Note, the taxpayer bears the burden of proving the existence of the casualty and that the loss was as a direct result of the COVID-19 disaster.
What Does Not Qualify?
Some losses generally would not qualify to be accelerated to 2019 under IRC Sec. 165. The following are examples of potential losses that would not qualify:
- A decline in fair market value of the property due to economic obsolescence attributable to buyer resistance which attached to the property;
- An appraisal reflecting a potential buyer resistance which represents speculative estimates of rental loss;
- Lost revenues; or
- Goodwill losses, for which the facts and circumstances would need to be analyzed closely.
Calculating the Loss
The loss amount will be calculated as the taxpayer’s basis in the asset, less any amount realized on its disposition. The loss cannot exceed a taxpayer’s basis in the damaged property.
Who Can Make the Election?
Any taxpayer. See ‘Making the Election’ below for who should make the election if the loss is from a passthrough entity.
Making the Election
A taxpayer must make the election within six months after the due date of the taxpayer’s federal income tax return for the disaster year (determined without regard to any extension of time to file). This means that for a taxpayer to accelerate the loss on their 2019 calendar year tax return, they would have until Fall of 2021 to file an original or amended tax return to make this election.
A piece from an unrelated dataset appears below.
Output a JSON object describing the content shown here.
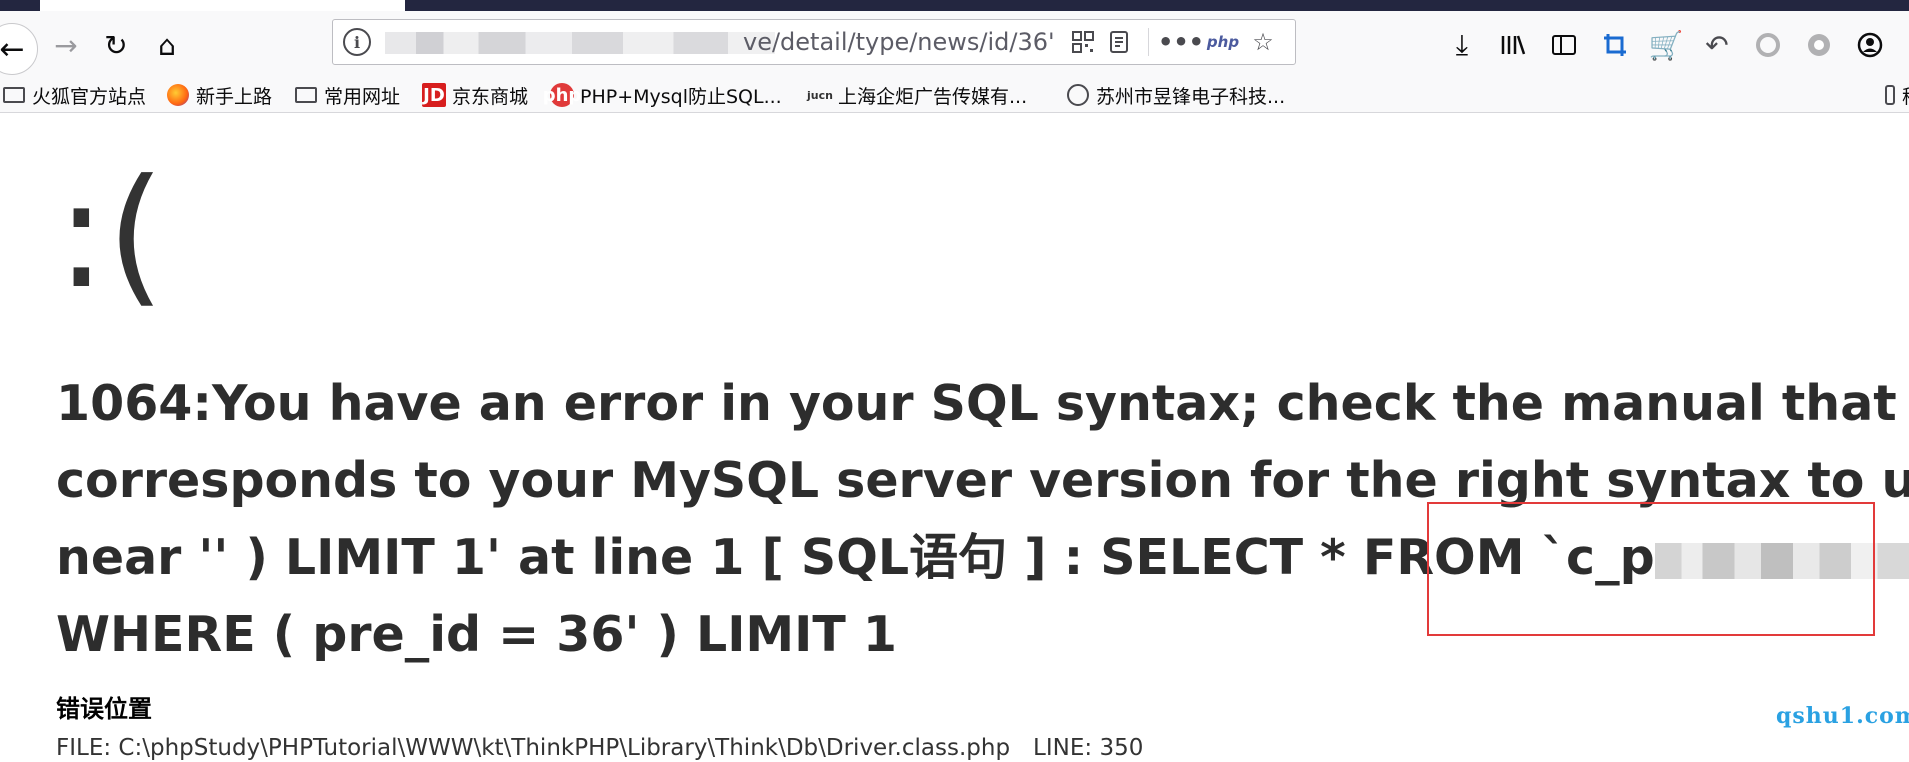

No extension request is needed in order to make the election after the original due date of the return for the year in which the loss occurred.
The election can be revoked by filing an amended return that contains a revocation statement for the preceding year on or before 90 days after the due date for making the original election.
- If the taxpayer originally deducted the loss in the year of disaster, but then decides they want to accelerate the loss into the prior year, the taxpayer would need to file an amended return for the disaster year to remove the loss and then file the original or amended return for the prior year to take the loss in the prior year.
- If the taxpayer originally made the election to accelerate the loss in the prior year, but then decides to take the loss in the disaster year, the taxpayer would need to revoke the election within the 90-day period to remove the loss from the prior year return and take the loss in the disaster year.
For partnerships and S-Corporations, it is an entity-level election if the property is trade or business property or held for investment. If the property is not trade or business or investment property, the loss must be separately stated on each partner’s or shareholder’s Schedule K-1 and the election is made at the partner or shareholder level.